Agora abstraia. Back-test funciona assim.


Imagine que o ano é 1975 e você descobriu esses dois potenciais. Assim, seguindo a metodologia do MME de séries passadas mais extensas possíveis, decidiu dimensionar os aproveitamentos para os próximos 45 anos, de 1976 a 2020.


Os gráficos abaixo mostram, em azul, os resultados esperados para os próximos 45 anos, levantados lá em 1975, e em laranja, o que de fato ocorreu nos 45 anos seguintes.

A forma como está demonstrada é o que chamamos de curva de permanência. No eixo X é apresentada a % do tempo em que a PCH gerou acima da potência demonstrada no eixo Y. Exemplo: para a PCH Quase UHE, em praticamente 80% do tempo (eixo X) o empreendimento teve rendimento 45% acima das expectativas em (16 MW gerados de fato sobre 11 MW previstos). Em 50% do tempo, dia sim, dia não, 32% acima das expectativas (29 MW sobre 22 MW). Para a PCH Quase CGH o rendimento foi de 33% e 40% acima das expectativas para as mesmas permanências de 80% e 50% do tempo, respectivamente.


Imagine como foi penalizado um agente gerador que dia sim, dia não, durante 45 anos (sei que o prazo de outorga tem duração menor), teve 32% do seu montante de geração subtraído por simples questão regulatória? Supondo uma venda de energia a R$ 200/MWh, sem considerar correções, estamos falando de um impacto de faturamento de mais de R$ 12 milhões por ano no caso da PCH Quase UHE e R$ 1,7 milhão por ano para a PCH Quase CGH.


Olhar pelo retrovisor é fácil


É claro que o impacto não é tão significativo assim. Existem mecanismos de revisão de Garantia Física previstos a partir do quinto ano de geração, com base no que, de fato, foi gerado nos últimos 5 anos.
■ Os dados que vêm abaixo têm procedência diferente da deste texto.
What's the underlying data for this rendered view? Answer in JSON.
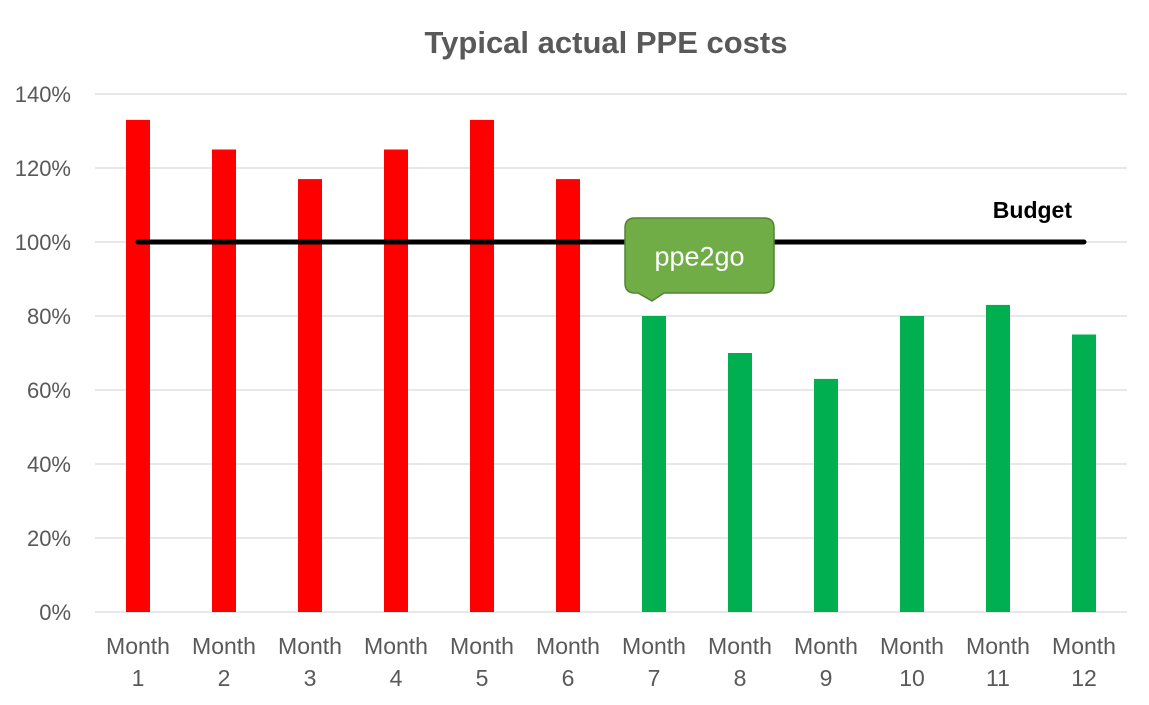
{
  "chart_data": {
    "type": "bar",
    "title": "Typical actual PPE costs",
    "xlabel": "",
    "ylabel": "",
    "ylim": [
      0,
      140
    ],
    "y_ticks": [
      "0%",
      "20%",
      "40%",
      "60%",
      "80%",
      "100%",
      "120%",
      "140%"
    ],
    "y_tick_values": [
      0,
      20,
      40,
      60,
      80,
      100,
      120,
      140
    ],
    "grid": true,
    "categories": [
      [
        "Month",
        "1"
      ],
      [
        "Month",
        "2"
      ],
      [
        "Month",
        "3"
      ],
      [
        "Month",
        "4"
      ],
      [
        "Month",
        "5"
      ],
      [
        "Month",
        "6"
      ],
      [
        "Month",
        "7"
      ],
      [
        "Month",
        "8"
      ],
      [
        "Month",
        "9"
      ],
      [
        "Month",
        "10"
      ],
      [
        "Month",
        "11"
      ],
      [
        "Month",
        "12"
      ]
    ],
    "values": [
      133,
      125,
      117,
      125,
      133,
      117,
      80,
      70,
      63,
      80,
      83,
      75
    ],
    "bar_colors": [
      "#ff0000",
      "#ff0000",
      "#ff0000",
      "#ff0000",
      "#ff0000",
      "#ff0000",
      "#00b050",
      "#00b050",
      "#00b050",
      "#00b050",
      "#00b050",
      "#00b050"
    ],
    "reference_line": {
      "label": "Budget",
      "value": 100,
      "color": "#000000"
    },
    "annotation": {
      "text": "ppe2go",
      "fill": "#70ad47",
      "stroke": "#548235",
      "points_to_category": 6
    }
  }
}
Dessa forma, no longo prazo, a curva de geração e da Garantia Física tendem a se sobrepor.


Mas onde quero chegar é na análise para os primeiros 5 anos, em que o empreendedor e os técnicos acabam sendo obrigados a descartar qualquer análise mais aprofundada de dinâmica de vazões, alteração de uso e ocupação do solo na bacia, estacionariedade de vazões e chuvas, para dar lugar ao simples atendimento de uma norma sem fundamentação prática.


Isso sem entrar no mérito das séries diárias e mensais de vazões. Mas isso também é assunto para um outro dia.